Mount Wachusett Community College - Finding 3

Our review of the completion report from the third-party platform MWCC uses to provide its annual Social Engineering Red Flags training to its employees showed that not all required employees were assigned this training. Out of the 718 employees required to complete this training, 144 employees (20%) were not assigned training. Additionally, out of the 574 individuals assigned training, there was no evidence that 341 employees (59%) completed the training. In total, out of the 718 employees required to complete this training, MWCC could not provide evidence of completion for 485 (68%) employees.

Additionally, our review of the completion reports from the third-party platforms MWCC uses to provide both its initial and annual data security training to its employees did not contain evidence of the completion of training for each year of the audit period.

Without educating all employees on their responsibility of protecting the security of information assets, MWCC may be exposed to a higher risk of cybersecurity attacks and financial and/or reputational losses.

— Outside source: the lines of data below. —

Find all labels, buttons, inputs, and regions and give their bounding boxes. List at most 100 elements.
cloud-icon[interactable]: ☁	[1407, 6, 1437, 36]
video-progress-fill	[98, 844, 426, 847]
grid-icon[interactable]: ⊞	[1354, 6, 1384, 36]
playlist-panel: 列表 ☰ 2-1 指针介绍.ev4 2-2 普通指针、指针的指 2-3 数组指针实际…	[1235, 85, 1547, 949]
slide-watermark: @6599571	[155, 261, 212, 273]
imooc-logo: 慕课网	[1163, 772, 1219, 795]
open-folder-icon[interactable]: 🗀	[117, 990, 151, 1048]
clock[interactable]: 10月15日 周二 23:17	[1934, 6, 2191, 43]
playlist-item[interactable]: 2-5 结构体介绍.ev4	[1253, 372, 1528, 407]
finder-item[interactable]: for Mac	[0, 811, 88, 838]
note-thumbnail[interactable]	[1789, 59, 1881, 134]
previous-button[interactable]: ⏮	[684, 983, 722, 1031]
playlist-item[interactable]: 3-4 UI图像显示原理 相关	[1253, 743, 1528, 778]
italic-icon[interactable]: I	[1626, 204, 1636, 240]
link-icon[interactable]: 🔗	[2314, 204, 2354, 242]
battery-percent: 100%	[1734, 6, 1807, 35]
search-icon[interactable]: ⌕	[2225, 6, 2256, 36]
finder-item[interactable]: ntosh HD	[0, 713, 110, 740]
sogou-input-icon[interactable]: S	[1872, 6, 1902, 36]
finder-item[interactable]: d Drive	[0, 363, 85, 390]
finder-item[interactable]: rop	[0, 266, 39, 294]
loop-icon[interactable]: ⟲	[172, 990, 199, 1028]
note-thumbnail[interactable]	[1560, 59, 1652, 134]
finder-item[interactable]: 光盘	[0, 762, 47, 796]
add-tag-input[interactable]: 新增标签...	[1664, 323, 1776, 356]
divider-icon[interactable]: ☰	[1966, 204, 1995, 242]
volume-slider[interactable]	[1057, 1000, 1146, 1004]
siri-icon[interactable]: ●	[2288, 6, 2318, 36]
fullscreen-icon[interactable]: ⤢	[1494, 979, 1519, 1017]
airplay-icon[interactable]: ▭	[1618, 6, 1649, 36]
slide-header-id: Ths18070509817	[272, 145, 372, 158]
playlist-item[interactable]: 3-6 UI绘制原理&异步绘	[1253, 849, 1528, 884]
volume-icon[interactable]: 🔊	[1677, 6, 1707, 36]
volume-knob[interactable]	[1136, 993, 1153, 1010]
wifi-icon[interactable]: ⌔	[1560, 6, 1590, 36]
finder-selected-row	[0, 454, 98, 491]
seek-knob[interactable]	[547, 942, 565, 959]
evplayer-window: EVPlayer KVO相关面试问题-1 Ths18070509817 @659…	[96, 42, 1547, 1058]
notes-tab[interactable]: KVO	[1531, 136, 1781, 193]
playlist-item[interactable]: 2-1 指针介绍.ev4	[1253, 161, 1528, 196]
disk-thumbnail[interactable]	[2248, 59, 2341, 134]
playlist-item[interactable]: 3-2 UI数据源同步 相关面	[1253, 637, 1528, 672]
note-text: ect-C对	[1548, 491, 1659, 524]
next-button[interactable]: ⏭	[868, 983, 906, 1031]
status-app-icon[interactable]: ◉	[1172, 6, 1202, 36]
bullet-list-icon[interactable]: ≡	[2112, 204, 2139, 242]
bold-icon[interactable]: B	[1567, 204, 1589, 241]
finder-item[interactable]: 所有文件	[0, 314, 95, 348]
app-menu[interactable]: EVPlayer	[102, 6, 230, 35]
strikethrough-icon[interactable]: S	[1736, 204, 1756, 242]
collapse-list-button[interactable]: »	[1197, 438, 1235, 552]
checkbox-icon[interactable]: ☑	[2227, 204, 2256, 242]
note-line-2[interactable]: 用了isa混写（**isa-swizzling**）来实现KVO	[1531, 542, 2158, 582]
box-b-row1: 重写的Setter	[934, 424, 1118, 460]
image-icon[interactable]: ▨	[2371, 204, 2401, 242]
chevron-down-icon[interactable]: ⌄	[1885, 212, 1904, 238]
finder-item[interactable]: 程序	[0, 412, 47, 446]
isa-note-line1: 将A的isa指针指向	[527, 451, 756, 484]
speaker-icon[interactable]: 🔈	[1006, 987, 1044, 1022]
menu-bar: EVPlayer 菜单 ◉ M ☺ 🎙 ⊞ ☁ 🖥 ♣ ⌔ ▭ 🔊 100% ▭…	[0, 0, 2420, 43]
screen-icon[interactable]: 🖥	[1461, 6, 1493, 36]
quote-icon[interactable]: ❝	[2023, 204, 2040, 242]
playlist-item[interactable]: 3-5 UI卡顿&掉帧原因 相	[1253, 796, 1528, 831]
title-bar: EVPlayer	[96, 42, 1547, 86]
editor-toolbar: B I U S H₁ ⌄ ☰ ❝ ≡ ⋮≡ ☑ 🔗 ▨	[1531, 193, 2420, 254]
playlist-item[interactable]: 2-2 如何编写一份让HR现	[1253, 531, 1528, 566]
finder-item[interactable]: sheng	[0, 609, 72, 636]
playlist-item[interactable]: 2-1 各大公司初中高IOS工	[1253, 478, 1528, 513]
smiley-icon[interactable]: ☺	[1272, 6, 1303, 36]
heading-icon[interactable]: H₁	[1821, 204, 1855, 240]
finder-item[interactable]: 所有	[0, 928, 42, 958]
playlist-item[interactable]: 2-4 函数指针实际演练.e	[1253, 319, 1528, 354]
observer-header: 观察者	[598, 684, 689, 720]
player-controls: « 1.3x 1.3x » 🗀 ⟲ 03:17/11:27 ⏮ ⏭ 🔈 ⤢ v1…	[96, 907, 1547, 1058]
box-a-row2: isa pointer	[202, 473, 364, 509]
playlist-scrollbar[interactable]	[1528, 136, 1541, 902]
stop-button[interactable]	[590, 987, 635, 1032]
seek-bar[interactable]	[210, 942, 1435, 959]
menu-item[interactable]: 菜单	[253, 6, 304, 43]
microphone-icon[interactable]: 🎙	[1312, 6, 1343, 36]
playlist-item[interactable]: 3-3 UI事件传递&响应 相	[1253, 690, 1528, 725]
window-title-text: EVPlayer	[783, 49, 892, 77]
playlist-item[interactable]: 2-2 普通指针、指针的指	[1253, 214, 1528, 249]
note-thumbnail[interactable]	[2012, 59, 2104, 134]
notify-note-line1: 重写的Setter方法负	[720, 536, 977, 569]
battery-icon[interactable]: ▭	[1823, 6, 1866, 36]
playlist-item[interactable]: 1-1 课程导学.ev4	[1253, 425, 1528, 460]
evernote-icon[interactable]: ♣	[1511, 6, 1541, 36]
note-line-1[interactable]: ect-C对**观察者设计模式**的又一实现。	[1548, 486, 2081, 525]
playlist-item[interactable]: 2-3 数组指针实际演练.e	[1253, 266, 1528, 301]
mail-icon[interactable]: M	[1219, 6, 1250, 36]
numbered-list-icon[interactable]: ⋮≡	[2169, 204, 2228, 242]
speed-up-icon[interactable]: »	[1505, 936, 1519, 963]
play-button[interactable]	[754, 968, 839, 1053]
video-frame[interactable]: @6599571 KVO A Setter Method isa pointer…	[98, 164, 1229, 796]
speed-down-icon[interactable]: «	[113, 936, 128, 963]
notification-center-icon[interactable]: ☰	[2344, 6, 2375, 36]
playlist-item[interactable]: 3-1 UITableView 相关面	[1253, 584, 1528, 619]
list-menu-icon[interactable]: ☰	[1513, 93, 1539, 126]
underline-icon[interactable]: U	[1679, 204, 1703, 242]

Section 6.2 of the Executive Office of Technology Services and Security’s Information Security Risk Management Standard IS.010 states,

6.2.3  The New Hire Security Awareness course must be completed within 30 days of new hire orientation. . . .

6.2.4  Annual Security Awareness Training: All personnel are required to complete Annual Security Awareness Training.

MWCC’s information technology director informed us that there is no technical connection between the college’s system and the third-party platform that provides the annual Social Engineering Red Flags training. This resulted in discrepancies in the data between MWCC and the third-party platform.

MWCC’s vice president of human resources told us in an email, dated August 28, 2024, that the third-party platform used for both the initial and annual data security trainings “clears the history every year; they are essentially resetting the assignment date so their system does not register that the employee already completed the training.”

Additionally, MWCC’s vice president of human resources stated that MWCC does not place a certificate of completion for the training in employees’ personnel files.

1. MWCC should take steps to establish a connection between MWCC’s internal system and the systems used by the third-party training providers to ensure that all employees are assigned to take initial cybersecurity awareness training upon being hired and refresher training on an annual basis.
2. MWCC should ensure that all employees complete initial and refresher cybersecurity awareness training.
3. MWCC should ensure that it retains certificates on file for its employees to document their completion of cybersecurity awareness training.

MWCC has implemented an annual employee check between [the Human Resources Compensation Management System] (state payroll) and Banner to ensure that the employee list matches between the two systems. In addition, MWCC has connected the Active Directory, location of employee accounts, with [the cybersecurity awareness training system]. Thus, [the cybersecurity awareness training system] is updated daily on account status (new accounts, deleted accounts). During the 2024-2025 cyber training, MWCC will reach out to the manager of the employee if training is not completed by the initial deadline. In the new Acceptable Use Policy that is going through governance this year, MWCC will be able to remove network access to a user who does not complete the training. This will be implemented with the next training cycle once the policy is approved with the goal of 2025-2026. In addition, MWCC is implementing steps to ensure a backup file is maintained by the college to the vendor’s system results of the annual cyber training.

Based on its response, MWCC is taking measures to address our concerns regarding this matter. As part of our post-audit review process, we will follow up on this matter in approximately six months.